Even if the clerical staff are allowed onto the Federal Supreme Court, there would be more problems to resolve. Shiite Muslims are supposed to nominate two Sharia experts and Sunni Muslims should nominate the other two. But then there are the various sub-doctrines inside each sect. There is also the question of which religious authority should be allowed to nominate the court members. Both schools have various high ranking clerics who might compete to do the choosing. It has been suggested that the two organisations that look after Sunni and Shiite seminaries, mosques and shrines, could be the right ones to choose the court's scholars. But even these institutes would find the task difficult, given that groups within both Shiite and Sunni Islam are not united in Iraq.

And finally, even if these religious experts make it onto the court, there is also a discussion about what kinds of powers they should have. Some Shiite Muslim parties want to give them the right to veto any decision relating to Islamic law. Nobody yet knows how the Federal Supreme Court should be able to vote – should decisions be made unanimously or with a majority, or over two-thirds? This causes concerns about how the religious experts might hold sway over the whole court.

A further reason as to why the laws around the Federal supreme Court are so controversial relates to political conflicts in Iraq. While passing the law would allow the Court to make decisions, many of the parties involved in conflicts – be they provincial authorities, regional governments like the Iraqi Kurdish or the different political parties in Iraq – fear the outcome of any binding legal decisions.
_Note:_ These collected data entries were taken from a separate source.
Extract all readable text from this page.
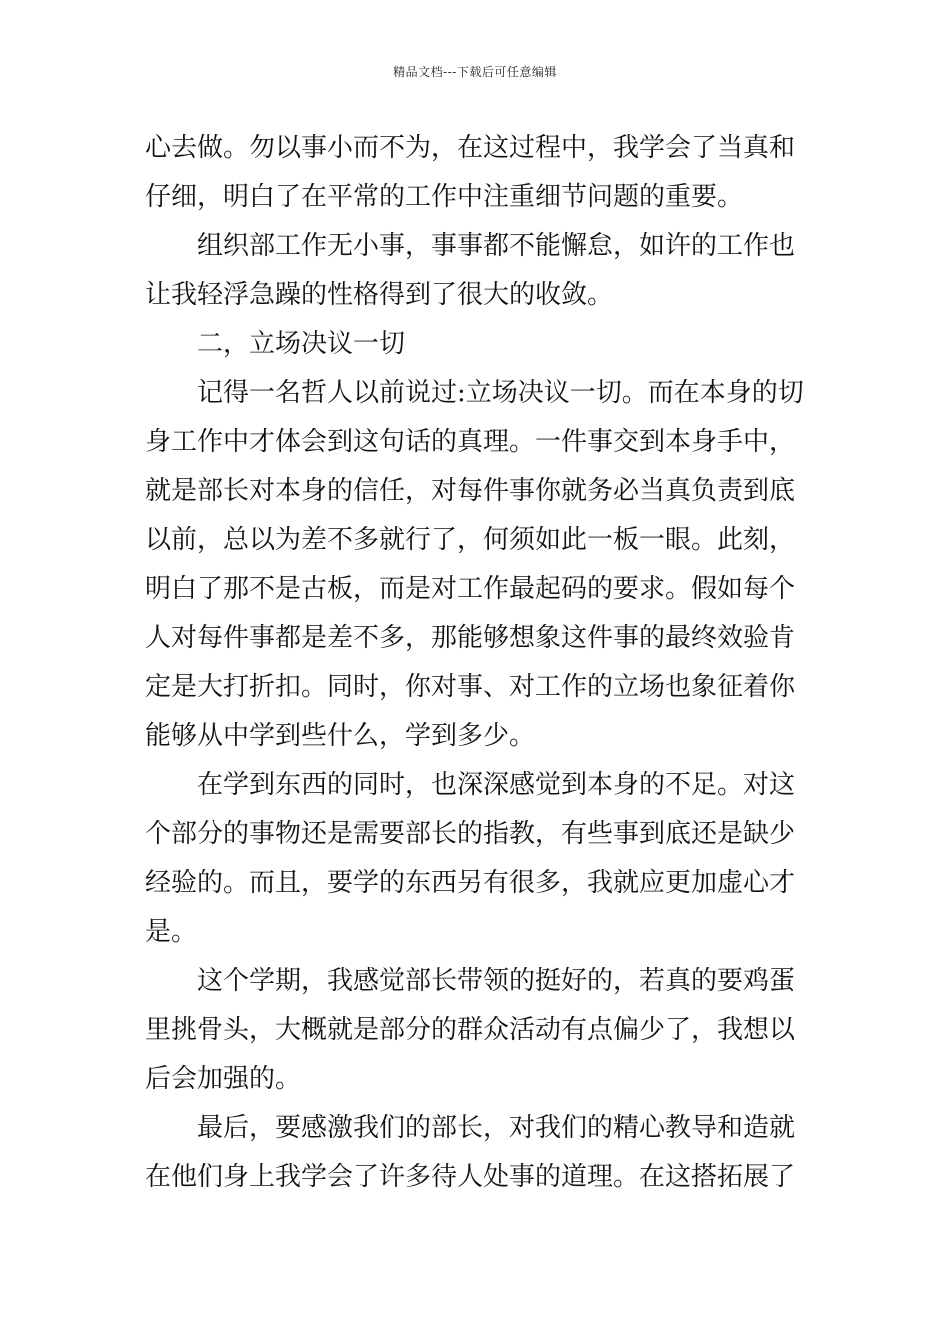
精品文档---下载后可任意编辑
心去做。勿以事小而不为，在这过程中，我学会了当真和
仔细，明白了在平常的工作中注重细节问题的重要。
组织部工作无小事，事事都不能懈怠，如许的工作也
让我轻浮急躁的性格得到了很大的收敛。
二，立场决议一切
记得一名哲人以前说过:立场决议一切。而在本身的切
身工作中才体会到这句话的真理。一件事交到本身手中，
就是部长对本身的信任，对每件事你就务必当真负责到底
以前，总以为差不多就行了，何须如此一板一眼。此刻，
明白了那不是古板，而是对工作最起码的要求。假如每个
人对每件事都是差不多，那能够想象这件事的最终效验肯
定是大打折扣。同时，你对事、对工作的立场也象征着你
能够从中学到些什么，学到多少。
在学到东西的同时，也深深感觉到本身的不足。对这
个部分的事物还是需要部长的指教，有些事到底还是缺少
经验的。而且，要学的东西另有很多，我就应更加虚心才
是。
这个学期，我感觉部长带领的挺好的，若真的要鸡蛋
里挑骨头，大概就是部分的群众活动有点偏少了，我想以
后会加强的。
最后，要感激我们的部长，对我们的精心教导和造就
在他们身上我学会了许多待人处事的道理。在这搭拓展了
It would be fair to say that the government of the semi-autonomous northern region of Iraqi Kurdistan is the most nervous about any binding decisions that the Federal Supreme Court could make. They worry that the Court would give in to pressure from the political majority in Iraq – that is, not Kurdish – and make decisions detrimental to the region on issues like the disputed areas in Iraq and the contentious oil-for-budget agreement between Iraqi Kurdistan and Baghdad.

“We want Federal Supreme Court decisions to be unanimous as we feel this would prevent injustice,” MP Zana Saeed Roustani, a member of the alliance of Kurdish politicians in Baghdad, told NIQASH.

Other political parties, whether Sunni Muslim or Shiite Muslim in orientation, also have concerns about the Supreme Federal Court.

The Federal Supreme Court could rule on any number of constitutional violations. During 2015, one of the most important cases it considered was brought against reforms proposed by Iraq's current Prime Minister Haider al-Abadi because he dismissed the country’s vice presidents.

The Federal Supreme Court may also impact the various unconstitutional and illegal agreements that Iraqi political parties often agree upon between themselves. There are hundreds of examples of these, starting from July 2014 when the selection of senior members of the Iraqi government – including the President and Prime Minister – were not made according to Constitutional rules. The whole system could be held to ransom by the Court.

The Federal Supreme Court could also make a ruling on the often controversial Shiite Muslim volunteer militias currently engaged in fighting against the extremist group known as the Islamic State.

In an attempt to maintain control, the Iraqi government made the militias an independent body but one which the government supervised and paid. This decision was justified under Article 108 of the Iraqi Constitution, which says that “independent commissions may be established by law, according to need and necessity”. However it could also be argued that this move violated the Constitution in that this particular independent body doesn't have its own bylaws and the Iraqi parliament has yet to vote on the body's legitimacy.

In the unlikely event that the Federal Court Law is eventually passed, there is one other very important question to consider. Even if the Federal Supreme Court is given a new lease of life via a new law, will it actually be able to do the work it is meant to? It is obvious to both the politicians and the voting public that if Iraq's legal system began to work properly, the current status quo would be affected; a lot of powerful people would have a lot to lose, if things didn't go their way.